🔬 Medical science
The liver is the body's largest internal organ and a central metabolic hub: it detoxifies the blood, produces bile for fat digestion, stores glycogen, and synthesizes essential proteins such as albumin and clotting factors.
Evidence-based causes of liver disease include viral hepatitis B and C, alcohol-related injury, metabolic dysfunction–associated steatotic liver disease (MASLD/"fatty liver"), autoimmune hepatitis, and genetic disorders such as hemochromatosis and Wilson's disease. Most hepatocellular carcinoma arises on a background of cirrhosis or chronic viral hepatitis.
Diagnosis uses blood tests (transaminases, bilirubin, viral serology), imaging, and biopsy; treatments range from antivirals and abstinence to transplantation.
đź§© The GNM model
Claimed conflict: GNM claims liver tissue disease is triggered by a "fear of starvation" or existence conflict — a deep fear of not having enough to survive — while the bile ducts are tied to "territorial anger."
Germ layer & brain relay (GNM model): GNM classifies the liver parenchyma as endoderm tissue said to be controlled from the brainstem; the intrahepatic bile ducts are classed as ectoderm controlled from the cerebral cortex.

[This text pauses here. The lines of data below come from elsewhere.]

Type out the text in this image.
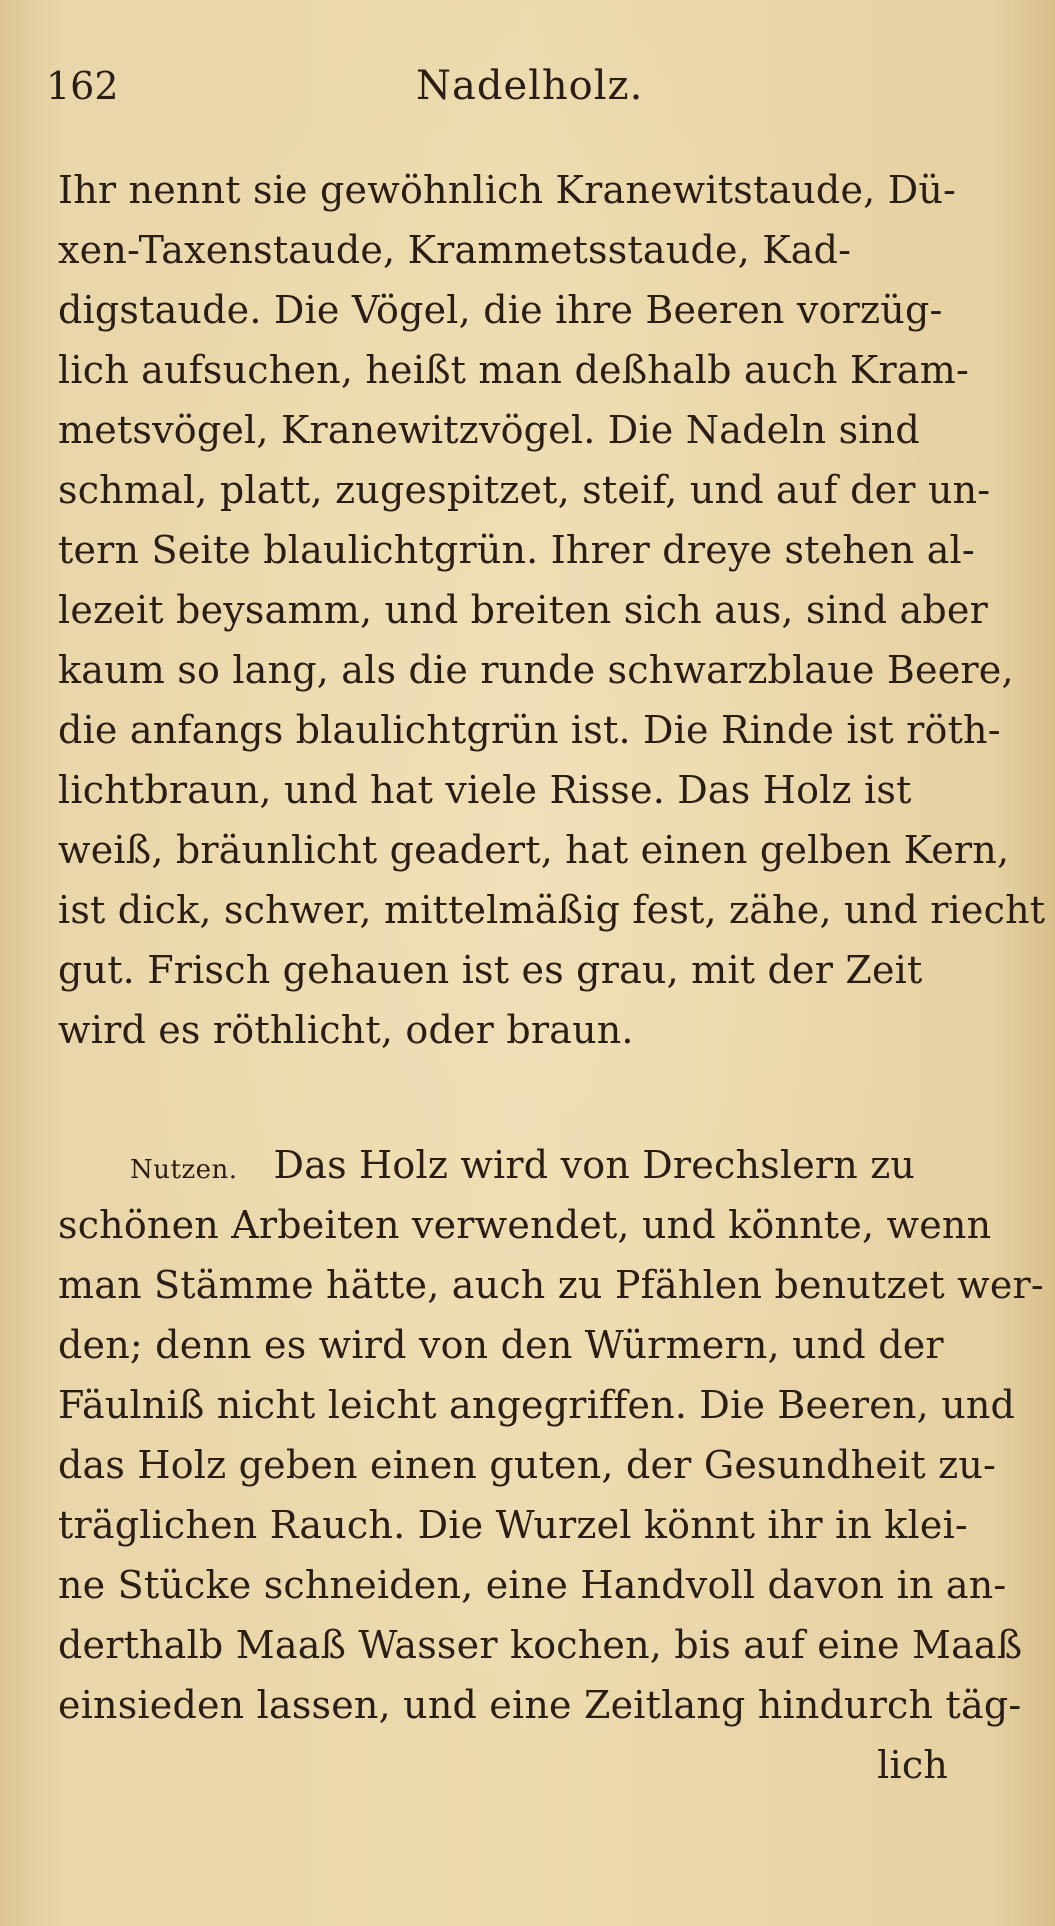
162	Nadelholz.
Ihr nennt sie gewöhnlich Kranewitstaude, Dü-
xen-Taxenstaude, Krammetsstaude, Kad-
digstaude. Die Vögel, die ihre Beeren vorzüg-
lich aufsuchen, heißt man deßhalb auch Kram-
metsvögel, Kranewitzvögel. Die Nadeln sind
schmal, platt, zugespitzet, steif, und auf der un-
tern Seite blaulichtgrün. Ihrer dreye stehen al-
lezeit beysamm, und breiten sich aus, sind aber
kaum so lang, als die runde schwarzblaue Beere,
die anfangs blaulichtgrün ist. Die Rinde ist röth-
lichtbraun, und hat viele Risse. Das Holz ist
weiß, bräunlicht geadert, hat einen gelben Kern,
ist dick, schwer, mittelmäßig fest, zähe, und riecht
gut. Frisch gehauen ist es grau, mit der Zeit
wird es röthlicht, oder braun.
Nutzen. Das Holz wird von Drechslern zu
schönen Arbeiten verwendet, und könnte, wenn
man Stämme hätte, auch zu Pfählen benutzet wer-
den; denn es wird von den Würmern, und der
Fäulniß nicht leicht angegriffen. Die Beeren, und
das Holz geben einen guten, der Gesundheit zu-
träglichen Rauch. Die Wurzel könnt ihr in klei-
ne Stücke schneiden, eine Handvoll davon in an-
derthalb Maaß Wasser kochen, bis auf eine Maaß
einsieden lassen, und eine Zeitlang hindurch täg-
lich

Two-phase course (claimed): GNM claims that in the conflict-active phase the liver parenchyma multiplies cells (forming nodules), and that in the healing phase mycobacteria break this tissue down; bile-duct "territorial" conflicts are said to ulcerate in activity and swell (hepatitis-like) during healing.
⚖️ Critical analysis
No biological mechanism links a "fear of starvation" to hepatocyte pathology, and no epidemiology supports it. The endodermal/brainstem classification and the "brain relay" are not recognized by embryology or neurology.
The established viral, metabolic, alcoholic and genetic causes are measurable, reproducible, and treatable — the GNM model offers no controlled evidence, no plausible mechanism, and no reproducible diagnostic marker.